O futuro ministro da Justiça do governo de Bolsonaro, Sergio Moro, elogiou nesta quinta-feira (29) o ministro do STJ (Superior Tribunal de Justiça) Félix Fischer, que expediu mandado de prisão ao governador do Rio de Janeiro, Luiz Fernando Pezão (MDB). As investigações e a operação desta quinta, denominada Boca de Lobo, que culminaram na prisão, fazem parte da Operação Lava Jato.

Como a prisão é preventiva, Pezão deve ficar detido por tempo indeterminado. Ele é investigado pelos crimes de organização criminosa, lavagem de dinheiro e corrupção. De acordo com as investigações, Pezão teria recebido mais de R$ 25 milhões (R$ 39,1 milhões em valores atualizados) entre 2007 e 2015. Fischer é relator do caso na Corte.

“Isso é uma questão que foi decidida aí pela Justiça, o ministro Félix Fischer, grande ministro. Tem todos os meus elogios e os reconhecimentos de outras pessoas. Mas é um assunto relativo à Justiça, algo perfeitamente normal”, afirmou Moro após ser questionado por jornalistas sobre a prisão de Pezão.

Até 16 de novembro deste ano, Moro era o juiz federal responsável pelos processos da Lava Jato em primeira instância no Paraná. Ele pediu exoneração do cargo após ser convidado por Bolsonaro a ser ministro da Justiça.
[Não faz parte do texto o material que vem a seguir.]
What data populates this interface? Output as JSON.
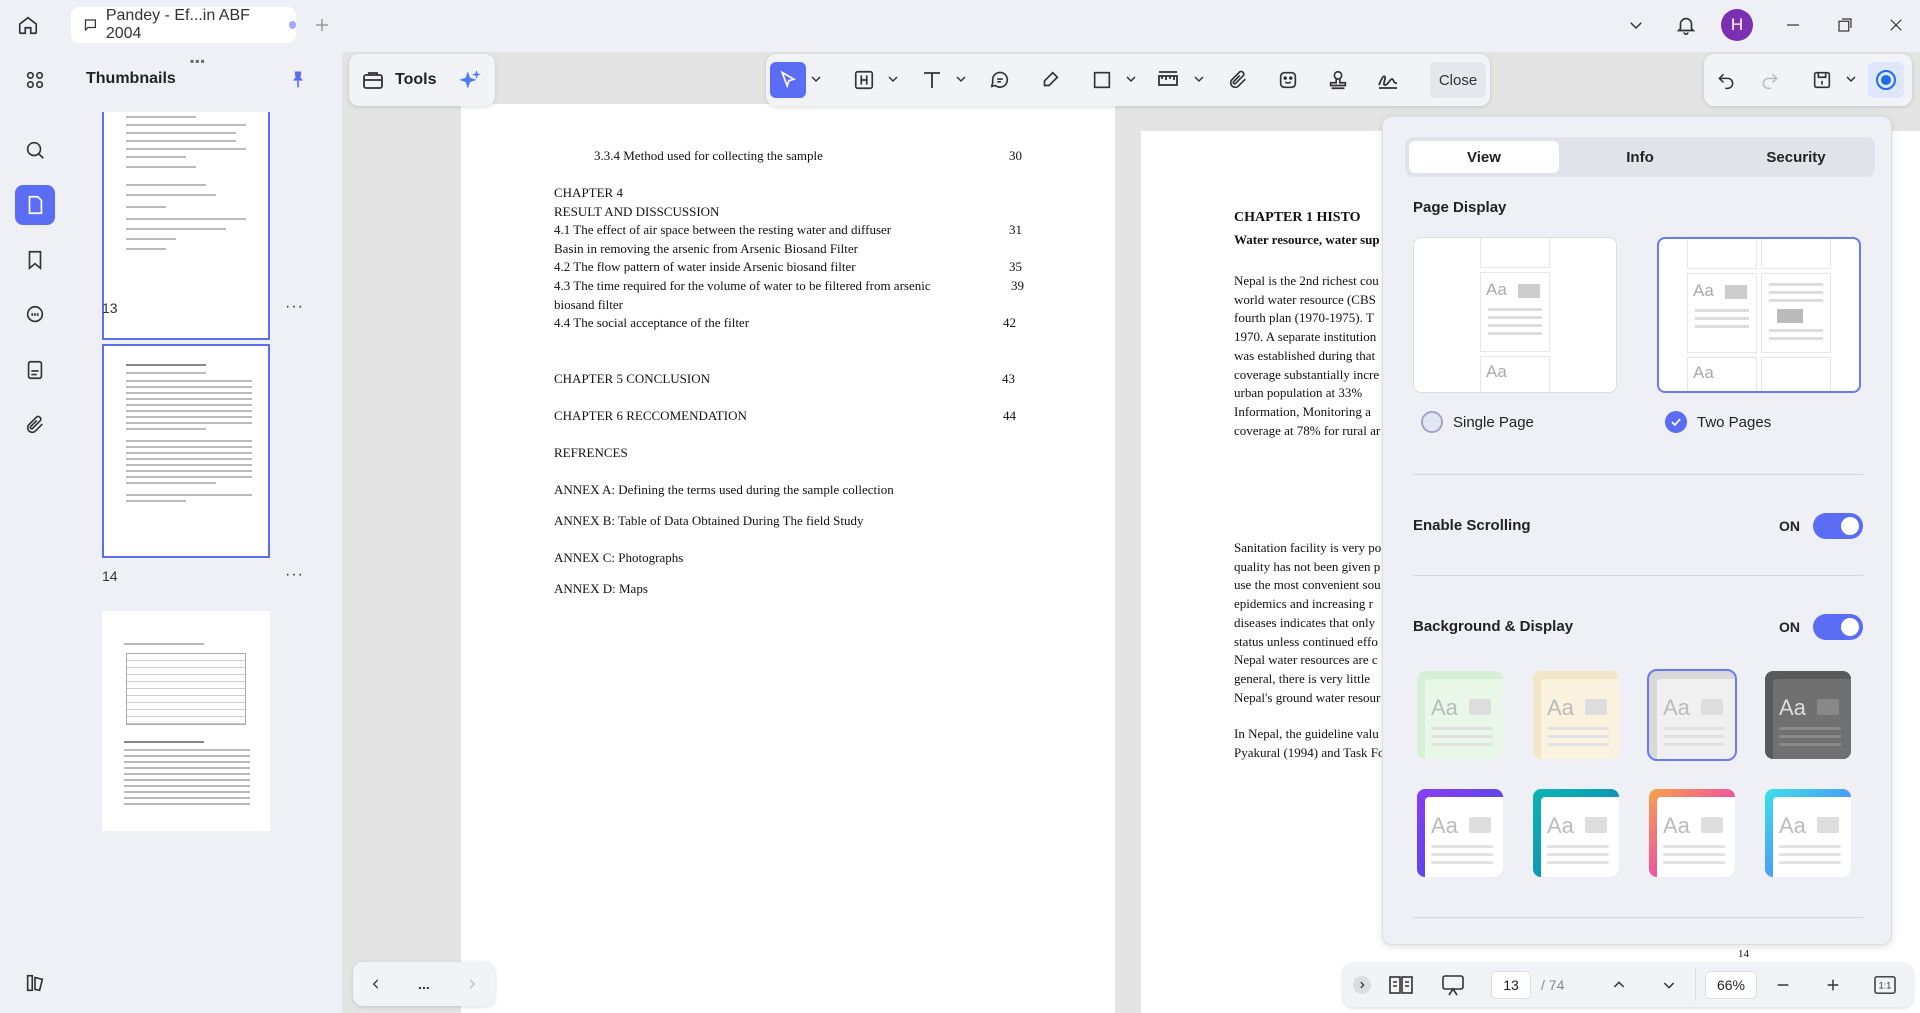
{
  "titlebar": {
    "tab_title": "Pandey - Ef...in ABF 2004",
    "avatar_initial": "H"
  },
  "thumbnails": {
    "title": "Thumbnails",
    "items": [
      {
        "page": "13"
      },
      {
        "page": "14"
      }
    ]
  },
  "toolbar": {
    "tools_label": "Tools",
    "close_label": "Close"
  },
  "page13": {
    "lines": [
      {
        "text": "3.3.4    Method used for collecting the sample",
        "num": "30"
      },
      {
        "text": "CHAPTER 4",
        "num": ""
      },
      {
        "text": "RESULT AND DISSCUSSION",
        "num": ""
      },
      {
        "text": "4.1   The effect of air space between the resting water and diffuser",
        "num": "31"
      },
      {
        "text": "Basin in removing the arsenic from Arsenic Biosand Filter",
        "num": ""
      },
      {
        "text": "4.2 The flow pattern of water inside Arsenic biosand filter",
        "num": "35"
      },
      {
        "text": " 4.3   The time required for the volume of water to be filtered from arsenic",
        "num": "39"
      },
      {
        "text": " biosand filter",
        "num": ""
      },
      {
        "text": "4.4  The  social acceptance of the filter",
        "num": "42"
      },
      {
        "text": "CHAPTER 5  CONCLUSION",
        "num": "43"
      },
      {
        "text": "CHAPTER 6   RECCOMENDATION",
        "num": "44"
      },
      {
        "text": "REFRENCES",
        "num": ""
      },
      {
        "text": "ANNEX   A: Defining the terms used during the sample collection",
        "num": ""
      },
      {
        "text": "ANNEX B:   Table of Data Obtained During The field Study",
        "num": ""
      },
      {
        "text": "ANNEX C:   Photographs",
        "num": ""
      },
      {
        "text": "ANNEX D: Maps",
        "num": ""
      }
    ]
  },
  "page14": {
    "heading": "CHAPTER 1   HISTO",
    "subheading": "Water resource, water sup",
    "para1": [
      "Nepal is the 2nd richest cou",
      "world water resource (CBS",
      "fourth plan (1970-1975). T",
      "1970. A separate institution",
      "was established during that",
      "coverage substantially incre",
      "urban population at 33%",
      "Information, Monitoring  a",
      "coverage at 78% for rural ar"
    ],
    "para2": [
      "Sanitation facility is very po",
      "quality has not been given p",
      "use the most convenient sou",
      "epidemics and increasing r",
      "diseases indicates that only",
      "status unless continued effo",
      "Nepal water resources are c",
      "general, there is very little",
      "Nepal's ground water resour"
    ],
    "para3": [
      "In Nepal, the guideline valu",
      "Pyakural (1994) and Task Fo"
    ],
    "page_number": "14"
  },
  "side_panel": {
    "tabs": [
      "View",
      "Info",
      "Security"
    ],
    "active_tab": "View",
    "page_display_title": "Page Display",
    "single_page_label": "Single Page",
    "two_pages_label": "Two Pages",
    "selected_layout": "Two Pages",
    "enable_scrolling_label": "Enable Scrolling",
    "enable_scrolling_state": "ON",
    "background_label": "Background & Display",
    "background_state": "ON",
    "card_text": "Aa",
    "themes": [
      {
        "name": "green",
        "bg": "#d6f0d6",
        "fg": "#e9f7e9"
      },
      {
        "name": "beige",
        "bg": "#f3e6c8",
        "fg": "#faf2de"
      },
      {
        "name": "gray",
        "bg": "#d9d9d9",
        "fg": "#f0f0f0",
        "selected": true
      },
      {
        "name": "dark",
        "bg": "#5a5a5a",
        "fg": "#707070"
      },
      {
        "name": "purple",
        "bg": "#6a3de8",
        "fg": "#ffffff"
      },
      {
        "name": "teal",
        "bg": "#10a7a7",
        "fg": "#ffffff"
      },
      {
        "name": "sunset",
        "bg": "#f06a8a",
        "fg": "#ffffff"
      },
      {
        "name": "sky",
        "bg": "#4cc9f0",
        "fg": "#ffffff"
      }
    ]
  },
  "status_bar": {
    "current_page": "13",
    "total_pages": "/ 74",
    "zoom": "66%",
    "nav_more": "..."
  },
  "colors": {
    "accent": "#5b6cf5",
    "background": "#eef0f5"
  }
}
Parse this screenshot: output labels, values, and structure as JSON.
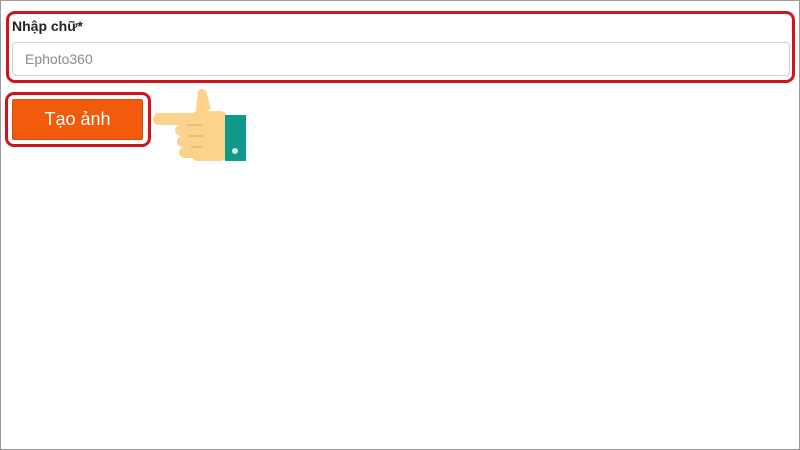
{
  "form": {
    "label": "Nhập chữ*",
    "input_value": "",
    "input_placeholder": "Ephoto360",
    "submit_label": "Tạo ảnh"
  },
  "icons": {
    "pointer": "pointing-hand-icon"
  },
  "colors": {
    "highlight_outline": "#d0131c",
    "button_background": "#f25a0c",
    "button_text": "#ffffff",
    "hand_skin": "#fcd38d",
    "cuff": "#0f9a89"
  }
}
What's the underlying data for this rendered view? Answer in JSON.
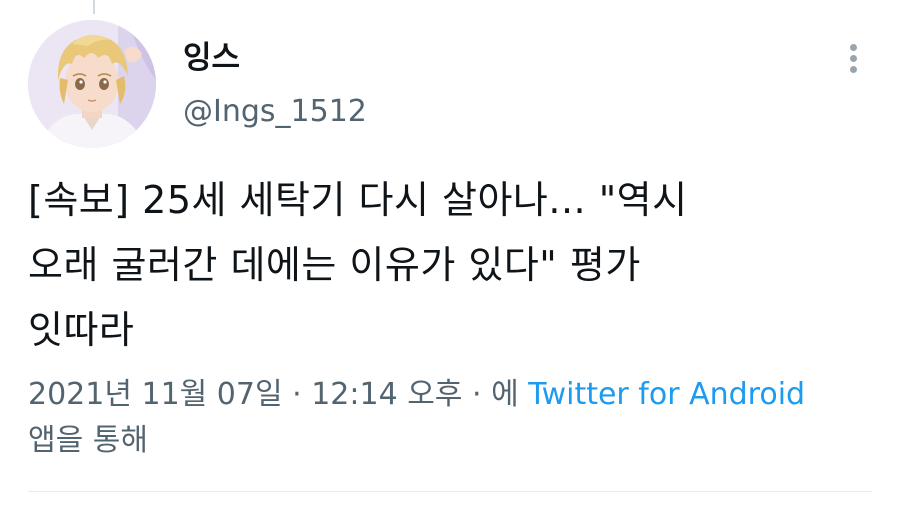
{
  "user": {
    "display_name": "잉스",
    "handle": "@Ings_1512"
  },
  "tweet": {
    "lines": [
      "[속보] 25세 세탁기 다시 살아나... \"역시",
      "오래 굴러간 데에는 이유가 있다\" 평가",
      "잇따라"
    ]
  },
  "meta": {
    "date": "2021년 11월 07일",
    "separator": "·",
    "time": "12:14 오후",
    "via_prefix": "에",
    "source": "Twitter for Android",
    "via_suffix": "앱을 통해"
  },
  "colors": {
    "text": "#0f1419",
    "secondary": "#536471",
    "link": "#1d9bf0"
  },
  "icons": {
    "more": "more-vertical-icon",
    "avatar": "anime-boy-avatar"
  }
}
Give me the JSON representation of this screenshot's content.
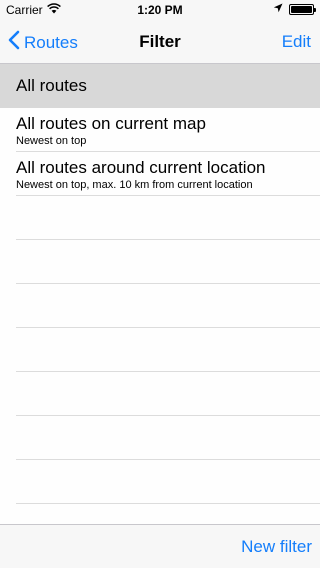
{
  "status_bar": {
    "carrier": "Carrier",
    "time": "1:20 PM"
  },
  "nav": {
    "back_label": "Routes",
    "title": "Filter",
    "edit_label": "Edit"
  },
  "list": {
    "selected_item": "All routes",
    "items": [
      {
        "title": "All routes on current map",
        "subtitle": "Newest on top"
      },
      {
        "title": "All routes around current location",
        "subtitle": "Newest on top, max. 10 km from current location"
      }
    ]
  },
  "toolbar": {
    "new_filter_label": "New filter"
  },
  "colors": {
    "accent": "#147efb",
    "selected_row_bg": "#d8d8d8"
  },
  "icons": {
    "wifi": "wifi-icon",
    "location": "location-arrow-icon",
    "battery": "battery-icon",
    "back": "chevron-left-icon"
  }
}
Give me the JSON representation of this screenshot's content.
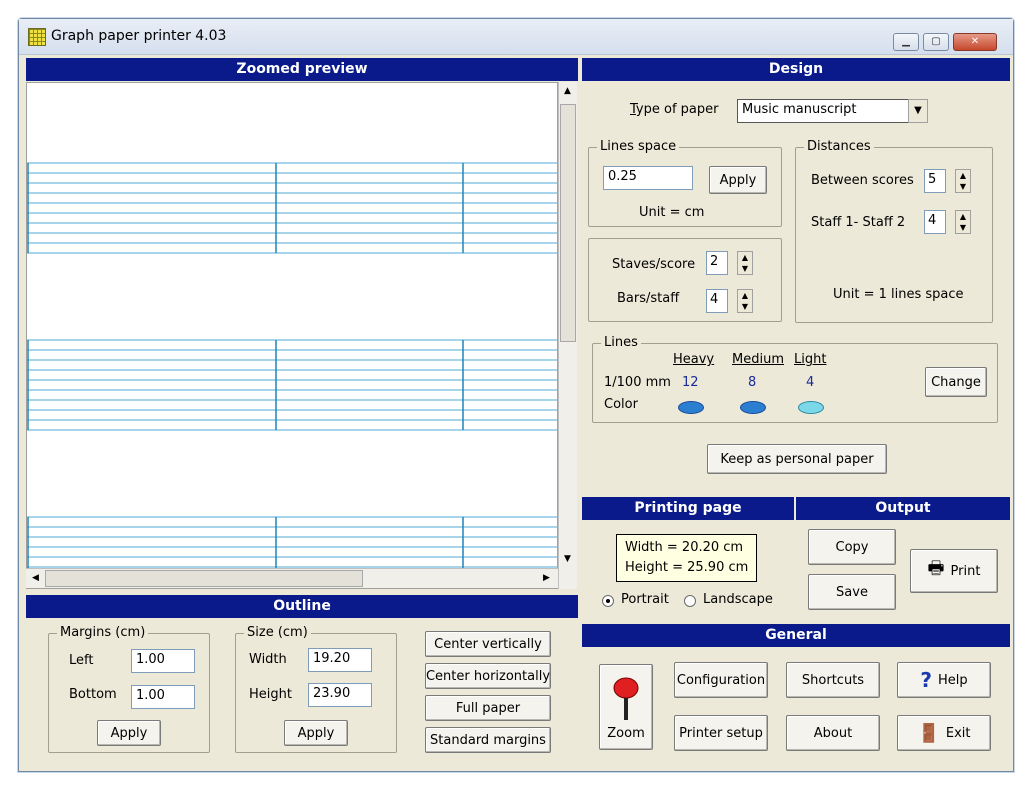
{
  "window": {
    "title": "Graph paper printer 4.03"
  },
  "preview": {
    "header": "Zoomed preview",
    "line_color": "#4ea9d4",
    "barline_color": "#1f86b8"
  },
  "design": {
    "header": "Design",
    "type_label": "Type of paper",
    "type_value": "Music manuscript",
    "lines_space": {
      "title": "Lines space",
      "value": "0.25",
      "apply": "Apply",
      "unit": "Unit = cm"
    },
    "distances": {
      "title": "Distances",
      "between_label": "Between scores",
      "between_value": "5",
      "staff_label": "Staff 1- Staff 2",
      "staff_value": "4",
      "unit": "Unit = 1 lines space"
    },
    "staves": {
      "staves_label": "Staves/score",
      "staves_value": "2",
      "bars_label": "Bars/staff",
      "bars_value": "4"
    },
    "lines": {
      "title": "Lines",
      "heavy": "Heavy",
      "medium": "Medium",
      "light": "Light",
      "row1_label": "1/100 mm",
      "heavy_val": "12",
      "medium_val": "8",
      "light_val": "4",
      "row2_label": "Color",
      "heavy_color": "#2a7fd0",
      "medium_color": "#2a7fd0",
      "light_color": "#7ad8e8",
      "change": "Change"
    },
    "keep": "Keep as personal paper"
  },
  "printing": {
    "header": "Printing page",
    "width": "Width = 20.20 cm",
    "height": "Height = 25.90 cm",
    "portrait": "Portrait",
    "landscape": "Landscape"
  },
  "output": {
    "header": "Output",
    "copy": "Copy",
    "save": "Save",
    "print": "Print"
  },
  "outline": {
    "header": "Outline",
    "margins": {
      "title": "Margins (cm)",
      "left_label": "Left",
      "left_value": "1.00",
      "bottom_label": "Bottom",
      "bottom_value": "1.00",
      "apply": "Apply"
    },
    "size": {
      "title": "Size (cm)",
      "width_label": "Width",
      "width_value": "19.20",
      "height_label": "Height",
      "height_value": "23.90",
      "apply": "Apply"
    },
    "center_vertically": "Center vertically",
    "center_horizontally": "Center horizontally",
    "full_paper": "Full paper",
    "standard_margins": "Standard margins"
  },
  "general": {
    "header": "General",
    "zoom": "Zoom",
    "configuration": "Configuration",
    "shortcuts": "Shortcuts",
    "help": "Help",
    "printer_setup": "Printer setup",
    "about": "About",
    "exit": "Exit"
  }
}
Moro vem se reunindo com o atual diretor da Polícia Federal, Rogério Galloro, no CCBB (Centro Cultural Banco do Brasil), onde a equipe de transição de governo trabalha até a posse presidencial, em 1º de janeiro de 2019. Hoje sob a alçada do Ministério da Segurança Pública, a PF voltará a se reportar à pasta da Justiça. Nesta quinta, questionado se pretende nomear Galloro como chefe de algum departamento no ministério, Moro falou ser uma “possibilidade abstrata”.

Ele também disse ser normal conversar constantemente com Galloro, pois precisa se inteirar da organização da polícia para assumir com todos os conhecimentos necessários.

Indagado se gostaria de contar com um departamento ou secretaria dentro do ministério voltado ao combate à corrupção, Moro afirmou haver limitação de cargos e de orçamento, sem grandes margens de manobra para criar uma nova subpasta. No entanto, ressaltou haver estruturas que já trabalham no tema, como o laboratório de combate à lavagem de dinheiro, e que o departamento de operações integradas irá prestar auxílio nestas ações.